4. Social media thrills
CR refers to this type of scam as “OMG. Now you really can see who views your Facebook profile!!!” because it usually baits you with the promise of forbidden knowledge – leaked government files, celebrity sex tapes, unbelievable scientific claims, the whole nine yards. We call it the viral video scam in 7 Top Scams and How to Avoid Them, but it’s not always a video.
It’s a lot like those banner ads that read, “Plastic Surgeons Hate Her!!” or “Lose 30 pounds with this one weird tip,” except they’re disguised as a link, often from a seemingly credible source – your friends, who’ve already been fooled. Once you click, you open yourself up to the same risks from scam No. 3 (plus public embarrassment).

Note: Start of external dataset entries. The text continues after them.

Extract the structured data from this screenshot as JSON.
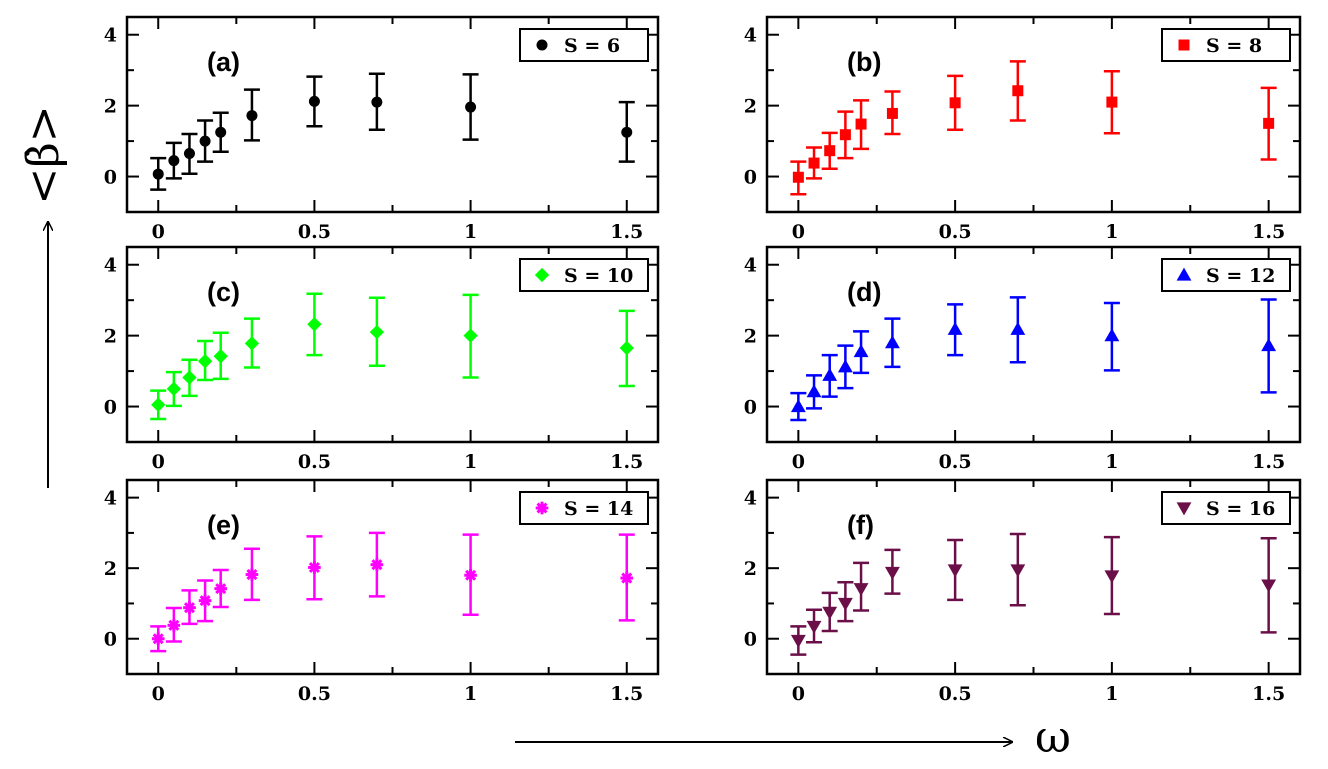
{
  "figure": {
    "x_axis_title": "ω",
    "y_axis_title": "<β̇>"
  },
  "chart_data": [
    {
      "type": "scatter",
      "panel_label": "(a)",
      "legend": "S = 6",
      "color": "#000000",
      "marker": "circle",
      "x": [
        0,
        0.05,
        0.1,
        0.15,
        0.2,
        0.3,
        0.5,
        0.7,
        1,
        1.5
      ],
      "y": [
        0.07,
        0.45,
        0.65,
        1.0,
        1.25,
        1.72,
        2.12,
        2.1,
        1.96,
        1.25
      ],
      "y_low": [
        -0.37,
        -0.05,
        0.08,
        0.42,
        0.7,
        1.02,
        1.42,
        1.32,
        1.04,
        0.42
      ],
      "y_high": [
        0.52,
        0.95,
        1.2,
        1.58,
        1.8,
        2.45,
        2.82,
        2.9,
        2.88,
        2.1
      ],
      "xlim": [
        -0.1,
        1.6
      ],
      "ylim": [
        -1,
        4.5
      ],
      "xticks": [
        0,
        0.5,
        1,
        1.5
      ],
      "xtick_labels": [
        "0",
        "0.5",
        "1",
        "1.5"
      ],
      "yticks": [
        0,
        2,
        4
      ],
      "ytick_labels": [
        "0",
        "2",
        "4"
      ],
      "legend_position": "top-right"
    },
    {
      "type": "scatter",
      "panel_label": "(b)",
      "legend": "S = 8",
      "color": "#ff0000",
      "marker": "square",
      "x": [
        0,
        0.05,
        0.1,
        0.15,
        0.2,
        0.3,
        0.5,
        0.7,
        1,
        1.5
      ],
      "y": [
        -0.02,
        0.38,
        0.73,
        1.18,
        1.48,
        1.78,
        2.08,
        2.42,
        2.1,
        1.5
      ],
      "y_low": [
        -0.5,
        -0.05,
        0.22,
        0.52,
        0.78,
        1.2,
        1.32,
        1.58,
        1.22,
        0.48
      ],
      "y_high": [
        0.42,
        0.82,
        1.23,
        1.83,
        2.15,
        2.4,
        2.84,
        3.25,
        2.97,
        2.5
      ],
      "xlim": [
        -0.1,
        1.6
      ],
      "ylim": [
        -1,
        4.5
      ],
      "xticks": [
        0,
        0.5,
        1,
        1.5
      ],
      "xtick_labels": [
        "0",
        "0.5",
        "1",
        "1.5"
      ],
      "yticks": [
        0,
        2,
        4
      ],
      "ytick_labels": [
        "0",
        "2",
        "4"
      ],
      "legend_position": "top-right"
    },
    {
      "type": "scatter",
      "panel_label": "(c)",
      "legend": "S = 10",
      "color": "#00ff00",
      "marker": "diamond",
      "x": [
        0,
        0.05,
        0.1,
        0.15,
        0.2,
        0.3,
        0.5,
        0.7,
        1,
        1.5
      ],
      "y": [
        0.05,
        0.5,
        0.82,
        1.28,
        1.42,
        1.78,
        2.32,
        2.1,
        2.0,
        1.65
      ],
      "y_low": [
        -0.35,
        0.02,
        0.3,
        0.75,
        0.78,
        1.1,
        1.45,
        1.15,
        0.82,
        0.58
      ],
      "y_high": [
        0.45,
        0.97,
        1.32,
        1.85,
        2.08,
        2.48,
        3.18,
        3.07,
        3.15,
        2.7
      ],
      "xlim": [
        -0.1,
        1.6
      ],
      "ylim": [
        -1,
        4.5
      ],
      "xticks": [
        0,
        0.5,
        1,
        1.5
      ],
      "xtick_labels": [
        "0",
        "0.5",
        "1",
        "1.5"
      ],
      "yticks": [
        0,
        2,
        4
      ],
      "ytick_labels": [
        "0",
        "2",
        "4"
      ],
      "legend_position": "top-right"
    },
    {
      "type": "scatter",
      "panel_label": "(d)",
      "legend": "S = 12",
      "color": "#0000ff",
      "marker": "triangle-up",
      "x": [
        0,
        0.05,
        0.1,
        0.15,
        0.2,
        0.3,
        0.5,
        0.7,
        1,
        1.5
      ],
      "y": [
        0.0,
        0.42,
        0.88,
        1.12,
        1.55,
        1.8,
        2.18,
        2.18,
        2.0,
        1.72
      ],
      "y_low": [
        -0.38,
        -0.05,
        0.28,
        0.52,
        0.95,
        1.12,
        1.45,
        1.25,
        1.02,
        0.4
      ],
      "y_high": [
        0.38,
        0.88,
        1.45,
        1.72,
        2.12,
        2.48,
        2.88,
        3.08,
        2.92,
        3.02
      ],
      "xlim": [
        -0.1,
        1.6
      ],
      "ylim": [
        -1,
        4.5
      ],
      "xticks": [
        0,
        0.5,
        1,
        1.5
      ],
      "xtick_labels": [
        "0",
        "0.5",
        "1",
        "1.5"
      ],
      "yticks": [
        0,
        2,
        4
      ],
      "ytick_labels": [
        "0",
        "2",
        "4"
      ],
      "legend_position": "top-right"
    },
    {
      "type": "scatter",
      "panel_label": "(e)",
      "legend": "S = 14",
      "color": "#ff00ff",
      "marker": "asterisk",
      "x": [
        0,
        0.05,
        0.1,
        0.15,
        0.2,
        0.3,
        0.5,
        0.7,
        1,
        1.5
      ],
      "y": [
        0.0,
        0.38,
        0.88,
        1.08,
        1.42,
        1.82,
        2.02,
        2.1,
        1.8,
        1.72
      ],
      "y_low": [
        -0.35,
        -0.08,
        0.42,
        0.5,
        0.9,
        1.1,
        1.12,
        1.2,
        0.68,
        0.52
      ],
      "y_high": [
        0.35,
        0.87,
        1.37,
        1.65,
        1.95,
        2.55,
        2.9,
        3.0,
        2.95,
        2.95
      ],
      "xlim": [
        -0.1,
        1.6
      ],
      "ylim": [
        -1,
        4.5
      ],
      "xticks": [
        0,
        0.5,
        1,
        1.5
      ],
      "xtick_labels": [
        "0",
        "0.5",
        "1",
        "1.5"
      ],
      "yticks": [
        0,
        2,
        4
      ],
      "ytick_labels": [
        "0",
        "2",
        "4"
      ],
      "legend_position": "top-right"
    },
    {
      "type": "scatter",
      "panel_label": "(f)",
      "legend": "S = 16",
      "color": "#6b0f48",
      "marker": "triangle-down",
      "x": [
        0,
        0.05,
        0.1,
        0.15,
        0.2,
        0.3,
        0.5,
        0.7,
        1,
        1.5
      ],
      "y": [
        -0.05,
        0.35,
        0.75,
        1.0,
        1.42,
        1.88,
        1.95,
        1.95,
        1.78,
        1.52
      ],
      "y_low": [
        -0.45,
        -0.1,
        0.22,
        0.5,
        0.8,
        1.28,
        1.1,
        0.95,
        0.7,
        0.18
      ],
      "y_high": [
        0.35,
        0.82,
        1.3,
        1.6,
        2.15,
        2.52,
        2.8,
        2.97,
        2.88,
        2.85
      ],
      "xlim": [
        -0.1,
        1.6
      ],
      "ylim": [
        -1,
        4.5
      ],
      "xticks": [
        0,
        0.5,
        1,
        1.5
      ],
      "xtick_labels": [
        "0",
        "0.5",
        "1",
        "1.5"
      ],
      "yticks": [
        0,
        2,
        4
      ],
      "ytick_labels": [
        "0",
        "2",
        "4"
      ],
      "legend_position": "top-right"
    }
  ]
}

Solution: Just because a “friend” sends you a link doesn’t mean you should trust it, especially if it sounds suspicious. Before clicking, independently verify the existence of the thing on offer by opening a new window and going to the website of the company that claims to be offering it or do a search for it. You can also right-click the link and copy its address, then paste it somewhere else without actually visiting the page, to see where it leads.
The bottom line
All these schemes have something in common: They rely on you getting excited or scared, and immediately agreeing to something without understanding it. Keep calm and always investigate anything that sounds too good to be true. If it’s real, hesitation won’t cost you anything. But a scam could cost you a lot.